MeyGen, the company behind the project, has agreed a 25-year lease with the Crown Estate for an area of 1.4 square miles of fast flowing water in the north east of Scotland in the Inner Sound of the Pentland Firth off the north coast of Caithness. Its AR1000 turbine is claimed to be the world’s most powerful single-rotor tidal device. The project will begin with a 9MW demonstration project of up to six turbines, with construction expected to take place on a phased basis until 2020.
When fully operational, the 86MW array could generate enough electricity to power the equivalent of 42,000 homes.
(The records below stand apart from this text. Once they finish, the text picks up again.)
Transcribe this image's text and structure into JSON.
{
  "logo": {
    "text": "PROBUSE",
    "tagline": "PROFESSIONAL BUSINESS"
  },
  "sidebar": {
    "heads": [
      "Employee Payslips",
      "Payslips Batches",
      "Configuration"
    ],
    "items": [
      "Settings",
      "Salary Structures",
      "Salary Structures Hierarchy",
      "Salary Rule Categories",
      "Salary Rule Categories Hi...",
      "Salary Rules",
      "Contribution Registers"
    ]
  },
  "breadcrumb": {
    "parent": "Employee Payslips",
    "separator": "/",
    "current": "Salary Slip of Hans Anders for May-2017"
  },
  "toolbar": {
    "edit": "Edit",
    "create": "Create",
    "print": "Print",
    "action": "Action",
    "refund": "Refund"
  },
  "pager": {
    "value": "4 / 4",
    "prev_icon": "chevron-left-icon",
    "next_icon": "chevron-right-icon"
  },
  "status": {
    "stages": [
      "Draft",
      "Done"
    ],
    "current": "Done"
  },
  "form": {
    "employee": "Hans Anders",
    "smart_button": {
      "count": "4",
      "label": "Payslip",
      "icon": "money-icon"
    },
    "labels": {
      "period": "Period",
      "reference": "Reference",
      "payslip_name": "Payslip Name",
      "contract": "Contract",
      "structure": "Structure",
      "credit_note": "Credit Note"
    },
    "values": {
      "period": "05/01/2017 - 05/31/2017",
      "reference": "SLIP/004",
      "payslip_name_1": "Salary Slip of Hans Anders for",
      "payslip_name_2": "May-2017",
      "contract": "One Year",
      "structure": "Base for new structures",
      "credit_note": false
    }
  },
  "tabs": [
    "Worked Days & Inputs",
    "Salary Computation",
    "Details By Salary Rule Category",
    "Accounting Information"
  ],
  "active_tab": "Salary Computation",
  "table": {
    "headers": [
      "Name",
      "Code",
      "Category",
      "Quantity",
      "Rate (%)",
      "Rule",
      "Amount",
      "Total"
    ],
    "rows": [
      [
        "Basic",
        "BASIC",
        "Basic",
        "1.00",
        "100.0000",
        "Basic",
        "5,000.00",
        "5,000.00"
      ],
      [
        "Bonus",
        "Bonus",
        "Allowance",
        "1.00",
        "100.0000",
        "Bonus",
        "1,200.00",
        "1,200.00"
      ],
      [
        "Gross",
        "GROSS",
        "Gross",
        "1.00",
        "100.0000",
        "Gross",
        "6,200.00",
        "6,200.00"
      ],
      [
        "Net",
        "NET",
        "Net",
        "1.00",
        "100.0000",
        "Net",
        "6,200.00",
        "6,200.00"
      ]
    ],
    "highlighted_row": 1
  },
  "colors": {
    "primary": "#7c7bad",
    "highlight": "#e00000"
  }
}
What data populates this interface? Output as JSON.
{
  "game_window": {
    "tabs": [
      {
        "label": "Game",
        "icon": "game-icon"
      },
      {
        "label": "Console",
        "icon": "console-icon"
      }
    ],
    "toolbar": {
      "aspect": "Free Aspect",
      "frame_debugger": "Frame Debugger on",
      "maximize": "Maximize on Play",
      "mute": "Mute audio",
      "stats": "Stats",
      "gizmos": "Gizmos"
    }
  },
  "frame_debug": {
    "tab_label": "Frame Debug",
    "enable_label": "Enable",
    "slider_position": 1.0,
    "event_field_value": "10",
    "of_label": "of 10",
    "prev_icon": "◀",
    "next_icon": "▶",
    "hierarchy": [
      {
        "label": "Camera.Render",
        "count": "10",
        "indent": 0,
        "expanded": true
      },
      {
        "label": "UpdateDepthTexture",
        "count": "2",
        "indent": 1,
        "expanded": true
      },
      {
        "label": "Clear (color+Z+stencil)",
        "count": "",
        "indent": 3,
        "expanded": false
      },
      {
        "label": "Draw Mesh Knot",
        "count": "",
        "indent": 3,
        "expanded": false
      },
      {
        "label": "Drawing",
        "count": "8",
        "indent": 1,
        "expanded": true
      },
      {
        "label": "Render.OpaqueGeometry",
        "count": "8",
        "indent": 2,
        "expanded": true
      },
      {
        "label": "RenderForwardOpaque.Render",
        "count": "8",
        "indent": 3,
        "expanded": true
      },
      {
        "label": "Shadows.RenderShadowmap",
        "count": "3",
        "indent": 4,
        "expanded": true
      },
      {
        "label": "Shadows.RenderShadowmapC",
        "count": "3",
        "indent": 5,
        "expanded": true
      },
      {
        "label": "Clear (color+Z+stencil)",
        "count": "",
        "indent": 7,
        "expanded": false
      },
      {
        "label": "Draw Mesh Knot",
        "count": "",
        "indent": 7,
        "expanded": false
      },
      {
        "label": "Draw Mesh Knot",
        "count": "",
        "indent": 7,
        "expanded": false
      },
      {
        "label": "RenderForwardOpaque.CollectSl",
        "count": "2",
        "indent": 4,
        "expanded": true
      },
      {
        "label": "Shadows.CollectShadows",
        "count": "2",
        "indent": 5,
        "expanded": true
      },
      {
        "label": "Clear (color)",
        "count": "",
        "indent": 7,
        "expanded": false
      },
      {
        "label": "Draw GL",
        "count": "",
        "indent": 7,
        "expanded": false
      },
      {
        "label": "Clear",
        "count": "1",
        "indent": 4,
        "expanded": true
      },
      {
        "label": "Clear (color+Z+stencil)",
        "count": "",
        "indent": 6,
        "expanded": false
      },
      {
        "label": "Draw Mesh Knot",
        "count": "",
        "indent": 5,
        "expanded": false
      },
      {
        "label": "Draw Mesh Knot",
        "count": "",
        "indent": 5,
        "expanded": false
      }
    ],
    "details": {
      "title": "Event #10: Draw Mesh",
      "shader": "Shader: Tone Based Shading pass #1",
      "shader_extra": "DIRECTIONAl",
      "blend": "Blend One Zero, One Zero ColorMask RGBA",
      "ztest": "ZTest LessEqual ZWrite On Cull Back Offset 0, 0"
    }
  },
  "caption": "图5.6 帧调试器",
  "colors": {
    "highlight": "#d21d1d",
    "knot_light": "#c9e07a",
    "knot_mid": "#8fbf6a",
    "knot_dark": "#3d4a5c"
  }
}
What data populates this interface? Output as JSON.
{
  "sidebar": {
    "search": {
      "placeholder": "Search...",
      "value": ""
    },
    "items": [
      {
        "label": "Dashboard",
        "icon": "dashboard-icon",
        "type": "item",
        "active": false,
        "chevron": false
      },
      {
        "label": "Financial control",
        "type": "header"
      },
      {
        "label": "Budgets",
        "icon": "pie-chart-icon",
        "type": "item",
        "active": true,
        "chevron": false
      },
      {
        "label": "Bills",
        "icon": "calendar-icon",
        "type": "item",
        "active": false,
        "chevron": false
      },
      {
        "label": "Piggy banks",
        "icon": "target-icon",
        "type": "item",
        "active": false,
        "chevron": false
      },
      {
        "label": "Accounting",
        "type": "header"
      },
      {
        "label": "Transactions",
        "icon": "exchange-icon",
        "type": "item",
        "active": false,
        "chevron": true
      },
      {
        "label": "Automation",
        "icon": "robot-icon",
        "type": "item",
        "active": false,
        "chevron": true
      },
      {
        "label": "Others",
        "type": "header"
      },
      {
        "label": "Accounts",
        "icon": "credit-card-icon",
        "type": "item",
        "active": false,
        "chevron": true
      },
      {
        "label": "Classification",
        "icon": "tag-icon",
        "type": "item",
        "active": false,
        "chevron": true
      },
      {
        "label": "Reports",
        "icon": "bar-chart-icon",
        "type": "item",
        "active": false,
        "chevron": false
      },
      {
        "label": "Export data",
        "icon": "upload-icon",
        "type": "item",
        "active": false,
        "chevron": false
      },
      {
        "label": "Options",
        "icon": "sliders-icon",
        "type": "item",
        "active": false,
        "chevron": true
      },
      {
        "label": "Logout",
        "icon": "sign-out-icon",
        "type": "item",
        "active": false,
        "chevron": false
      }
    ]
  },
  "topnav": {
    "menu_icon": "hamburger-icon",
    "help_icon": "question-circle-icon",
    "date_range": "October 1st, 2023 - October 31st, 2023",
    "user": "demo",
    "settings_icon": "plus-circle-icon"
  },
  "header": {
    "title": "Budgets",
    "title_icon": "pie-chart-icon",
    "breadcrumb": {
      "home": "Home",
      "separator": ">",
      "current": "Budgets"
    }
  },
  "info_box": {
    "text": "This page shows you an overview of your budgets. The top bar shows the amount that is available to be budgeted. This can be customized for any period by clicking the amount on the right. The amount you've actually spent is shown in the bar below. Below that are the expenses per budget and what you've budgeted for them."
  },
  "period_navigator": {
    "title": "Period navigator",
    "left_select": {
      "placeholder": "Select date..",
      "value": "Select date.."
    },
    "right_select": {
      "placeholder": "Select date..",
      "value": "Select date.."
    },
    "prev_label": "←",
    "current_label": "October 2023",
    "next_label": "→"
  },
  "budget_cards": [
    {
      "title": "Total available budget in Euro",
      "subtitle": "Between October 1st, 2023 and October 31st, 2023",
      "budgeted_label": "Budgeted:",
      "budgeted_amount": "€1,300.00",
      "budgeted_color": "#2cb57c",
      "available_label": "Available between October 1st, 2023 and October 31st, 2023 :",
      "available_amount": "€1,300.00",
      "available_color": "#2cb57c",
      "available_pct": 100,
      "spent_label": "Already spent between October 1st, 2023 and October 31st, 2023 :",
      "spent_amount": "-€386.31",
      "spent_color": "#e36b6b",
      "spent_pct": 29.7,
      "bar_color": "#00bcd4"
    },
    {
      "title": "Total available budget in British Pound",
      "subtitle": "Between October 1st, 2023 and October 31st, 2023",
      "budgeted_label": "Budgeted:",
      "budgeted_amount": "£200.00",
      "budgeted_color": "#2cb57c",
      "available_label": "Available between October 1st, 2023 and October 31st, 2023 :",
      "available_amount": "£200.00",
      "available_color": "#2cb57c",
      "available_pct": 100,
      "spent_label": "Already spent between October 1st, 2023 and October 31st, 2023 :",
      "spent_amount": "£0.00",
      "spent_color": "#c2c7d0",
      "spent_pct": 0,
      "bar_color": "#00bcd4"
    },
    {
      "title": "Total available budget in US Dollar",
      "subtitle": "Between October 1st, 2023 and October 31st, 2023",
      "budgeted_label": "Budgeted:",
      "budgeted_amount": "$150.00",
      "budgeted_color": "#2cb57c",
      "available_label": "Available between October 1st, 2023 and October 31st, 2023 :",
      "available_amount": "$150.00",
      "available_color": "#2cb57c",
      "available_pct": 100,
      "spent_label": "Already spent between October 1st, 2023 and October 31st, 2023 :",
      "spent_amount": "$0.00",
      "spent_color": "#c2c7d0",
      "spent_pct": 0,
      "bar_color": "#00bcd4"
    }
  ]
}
That is the equivalent of 40% of homes in the Highlands, the Scottish government said. MeyGen hopes a second phase would eventually see up to 400 submerged turbines at the site, generating some 398MW.
It will be the first commercial deployment of tidal turbines in Scottish waters. Scottish Energy Minister Fergus Ewing said, “This is a major step forward for Scotland's marine renewable energy industry. We must tackle climate change. We need to reduce our reliance on fossil fuels through better and more efficient uses of energy. Marine energy - a home-grown technology with huge potential - is part of the solution."
Scottish-registered company MeyGen is a joint venture between investment bank Morgan Stanley, independent power generator International Power and tidal technology provider Atlantis Resources Corporation. Scotland has been described as a Saudi Arabia of renewable energy potential. The Carbon Trust has estimated that wave and tidal resources could provide 20% of the UK's electricity if fully developed.